For me, the story I want to hear is nostalgia and masculine.  Tell me that your product has been used for over 100 years and by manly men throughout history, and I’m gonna be interested.  Tell me that your product has a history…that fathers have given that product to their sons since World War II.  Tell me that if I were lost in the mountains, that even if I freeze to death, I will have some small comfort knowing that I have your product with me, or even that the best place to use your product is in a log cabin!  I’m a sucker for this stuff.  To market to me, read The Art of Manliness Blog and go and do likewise.  Watch Alone in the Wilderness, and design something for a guy who will never do the things in the movie, but wishes he could.

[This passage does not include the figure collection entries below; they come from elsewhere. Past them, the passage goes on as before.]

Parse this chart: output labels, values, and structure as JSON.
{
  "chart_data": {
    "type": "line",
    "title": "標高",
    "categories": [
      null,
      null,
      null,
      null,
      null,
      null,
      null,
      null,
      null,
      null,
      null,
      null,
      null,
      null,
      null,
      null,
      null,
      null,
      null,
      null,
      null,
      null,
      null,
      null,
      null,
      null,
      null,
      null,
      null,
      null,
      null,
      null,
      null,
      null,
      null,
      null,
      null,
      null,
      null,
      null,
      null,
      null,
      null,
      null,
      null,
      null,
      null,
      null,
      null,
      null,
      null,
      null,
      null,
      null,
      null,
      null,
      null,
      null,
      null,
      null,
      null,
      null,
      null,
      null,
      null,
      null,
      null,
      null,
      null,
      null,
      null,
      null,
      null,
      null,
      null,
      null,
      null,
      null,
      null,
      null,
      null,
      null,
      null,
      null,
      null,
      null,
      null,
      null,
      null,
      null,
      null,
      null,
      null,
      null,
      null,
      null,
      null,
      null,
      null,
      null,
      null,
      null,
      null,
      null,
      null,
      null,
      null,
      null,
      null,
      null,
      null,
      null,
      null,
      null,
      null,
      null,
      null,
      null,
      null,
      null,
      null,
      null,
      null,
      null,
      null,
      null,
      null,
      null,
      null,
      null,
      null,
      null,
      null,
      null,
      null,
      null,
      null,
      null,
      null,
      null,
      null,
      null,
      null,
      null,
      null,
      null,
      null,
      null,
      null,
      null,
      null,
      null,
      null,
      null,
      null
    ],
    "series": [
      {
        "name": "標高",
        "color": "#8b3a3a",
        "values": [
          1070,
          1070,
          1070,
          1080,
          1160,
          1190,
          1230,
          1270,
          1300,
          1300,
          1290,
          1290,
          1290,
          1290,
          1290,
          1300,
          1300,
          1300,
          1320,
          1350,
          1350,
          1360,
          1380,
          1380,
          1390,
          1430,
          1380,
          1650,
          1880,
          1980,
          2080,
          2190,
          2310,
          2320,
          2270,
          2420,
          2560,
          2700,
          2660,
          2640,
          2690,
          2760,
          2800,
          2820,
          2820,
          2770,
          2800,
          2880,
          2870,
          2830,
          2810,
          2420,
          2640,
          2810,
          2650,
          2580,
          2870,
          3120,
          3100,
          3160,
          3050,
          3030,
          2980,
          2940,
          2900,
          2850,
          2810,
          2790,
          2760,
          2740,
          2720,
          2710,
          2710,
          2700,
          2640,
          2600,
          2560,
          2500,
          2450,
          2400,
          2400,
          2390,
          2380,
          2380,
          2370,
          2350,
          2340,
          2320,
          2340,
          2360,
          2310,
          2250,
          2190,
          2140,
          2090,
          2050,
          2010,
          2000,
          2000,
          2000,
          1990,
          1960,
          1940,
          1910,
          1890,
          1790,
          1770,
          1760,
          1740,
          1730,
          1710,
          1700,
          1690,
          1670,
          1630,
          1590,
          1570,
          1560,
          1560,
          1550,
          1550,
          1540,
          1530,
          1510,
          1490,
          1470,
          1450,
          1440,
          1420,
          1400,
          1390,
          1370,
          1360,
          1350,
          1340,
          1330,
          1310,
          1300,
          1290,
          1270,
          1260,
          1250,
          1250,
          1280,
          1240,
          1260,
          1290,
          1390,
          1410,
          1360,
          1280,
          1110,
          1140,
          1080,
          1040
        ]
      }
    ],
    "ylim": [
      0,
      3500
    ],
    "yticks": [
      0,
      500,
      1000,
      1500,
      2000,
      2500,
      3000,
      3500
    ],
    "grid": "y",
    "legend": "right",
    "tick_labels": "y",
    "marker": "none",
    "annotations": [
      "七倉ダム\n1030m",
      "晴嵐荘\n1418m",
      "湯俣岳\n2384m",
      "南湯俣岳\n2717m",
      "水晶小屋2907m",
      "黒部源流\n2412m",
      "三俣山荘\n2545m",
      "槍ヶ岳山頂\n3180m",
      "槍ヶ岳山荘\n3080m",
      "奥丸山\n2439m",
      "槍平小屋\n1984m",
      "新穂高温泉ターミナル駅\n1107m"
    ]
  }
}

So, what do we need to think about here.  First, tell a story of some sort…don’t be a narrativeless company.  Second, I heard a well seasoned marketer say just yesterday that people typically remember 1 or 2 things about your brand, so you need to be very careful about what you communicate to them, so you have to know who you are targeting.  If you target me, tell me “history” and “masculine.”  If you target environmentally aware people, tell them a different story.  Seth Godin’s book Tribes might be a good read to help you understand these divisions and the stories that they hold so dear.  So tell a story, tell it well, and tell it with passion.   Last, ask the consumer to join you in telling the story.  Think of the power of 10, 100, or 1000 customers who have identified so much with your story that they are now promoting your product.  To find these people, you need a product that actually meets them in the midst of the story they want to hear.  This product and the services connected with it, must be one that they begin to embody, meaning they come back again and again for it because they see it as a part of their own story!  Then, you invite them.  You come up with a simple way that they mobilize to the story that you and they are telling together.